This disc has the world premiere recording of Vaughan Williams' Serenade to Music, with a text from Shakespeare's The Merchant of Venice, which was written to commemorate Sir Henry Woods' 50th anniversary as a conductor. The work was premiered on October 5, 1938, and this recording was made ten days later with the BBC Symphony Orchestra. The text is included in the booklet.

The other works on this disc come from 1936. There is a spirited account of TheWasps Overture and an impressive performance of A London Symphony with the Queen's Hall Orchestra. The symphony is beautifully played with nice attention to the orchestral colors. The disc closed with the Fantasia on "Greensleeves." The transfer to CD is excellent with no noise or distortion. The sound is, of course, mono but what these performances lack in digital sound quality is made up for by the performances themselves.

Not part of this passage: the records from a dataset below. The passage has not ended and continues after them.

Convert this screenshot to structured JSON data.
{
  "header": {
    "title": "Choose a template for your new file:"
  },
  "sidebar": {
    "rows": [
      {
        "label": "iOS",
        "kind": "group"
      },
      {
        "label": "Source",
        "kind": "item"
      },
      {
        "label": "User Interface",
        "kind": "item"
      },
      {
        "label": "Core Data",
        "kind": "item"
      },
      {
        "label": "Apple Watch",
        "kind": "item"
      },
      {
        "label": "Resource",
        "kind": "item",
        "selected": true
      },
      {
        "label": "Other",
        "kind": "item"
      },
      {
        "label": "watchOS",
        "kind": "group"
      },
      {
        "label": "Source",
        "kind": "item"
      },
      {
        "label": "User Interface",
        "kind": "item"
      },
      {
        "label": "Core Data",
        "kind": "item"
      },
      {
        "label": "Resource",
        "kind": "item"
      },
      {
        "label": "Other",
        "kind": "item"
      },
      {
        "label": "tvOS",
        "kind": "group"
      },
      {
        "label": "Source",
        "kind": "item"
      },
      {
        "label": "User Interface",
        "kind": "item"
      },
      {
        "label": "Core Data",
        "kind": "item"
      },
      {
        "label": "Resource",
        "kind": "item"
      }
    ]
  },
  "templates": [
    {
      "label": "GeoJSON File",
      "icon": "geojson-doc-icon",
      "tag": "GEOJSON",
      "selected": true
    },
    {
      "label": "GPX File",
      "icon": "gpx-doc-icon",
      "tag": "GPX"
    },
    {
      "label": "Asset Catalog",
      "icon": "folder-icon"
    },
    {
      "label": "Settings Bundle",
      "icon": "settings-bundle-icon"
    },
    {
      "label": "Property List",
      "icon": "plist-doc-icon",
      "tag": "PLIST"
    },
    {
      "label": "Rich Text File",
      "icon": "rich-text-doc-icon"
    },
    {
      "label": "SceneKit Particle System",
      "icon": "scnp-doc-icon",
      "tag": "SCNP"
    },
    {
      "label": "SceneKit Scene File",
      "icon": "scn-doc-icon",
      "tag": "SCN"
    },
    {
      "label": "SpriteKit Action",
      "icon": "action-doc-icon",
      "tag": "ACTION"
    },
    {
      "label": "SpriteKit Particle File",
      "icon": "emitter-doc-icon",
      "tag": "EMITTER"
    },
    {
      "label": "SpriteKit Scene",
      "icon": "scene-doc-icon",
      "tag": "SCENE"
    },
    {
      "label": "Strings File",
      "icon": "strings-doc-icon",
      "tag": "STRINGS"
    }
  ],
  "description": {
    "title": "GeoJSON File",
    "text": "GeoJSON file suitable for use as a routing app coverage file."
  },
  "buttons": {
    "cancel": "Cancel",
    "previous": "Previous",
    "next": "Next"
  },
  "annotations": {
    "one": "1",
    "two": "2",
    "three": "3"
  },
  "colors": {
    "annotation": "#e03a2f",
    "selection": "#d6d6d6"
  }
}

Historically Valuable Recording
D. A Wend | 02/11/2004
(4 out of 5 stars)

"Although this collection contains many historically important recordings of Vaughan Williams, I find the sound quality is not up to Dutton's usual audio magic. Much of it sounds distorted and does not contain many of the upper level frequencies Dutton usually pulls out of the grooves of these old 78 r.p.m. recordings. At the same time, the bass frequencies do resonate in abundance and their richness provides the redeeming virtue for this disc. This collection is historically important because of the eminence of Sir Henry Wood as a musician of his day as well as his collaboration and relationship with the composer. Indeed, the 'Serenade to Music' is even dedicated to him on the occasion of his fifty years as a conductor. If you enjoy historical recordings, by all means, enjoy this one. At the time, do not expect the usual audio quality that one often hears from Dutton's historical releases."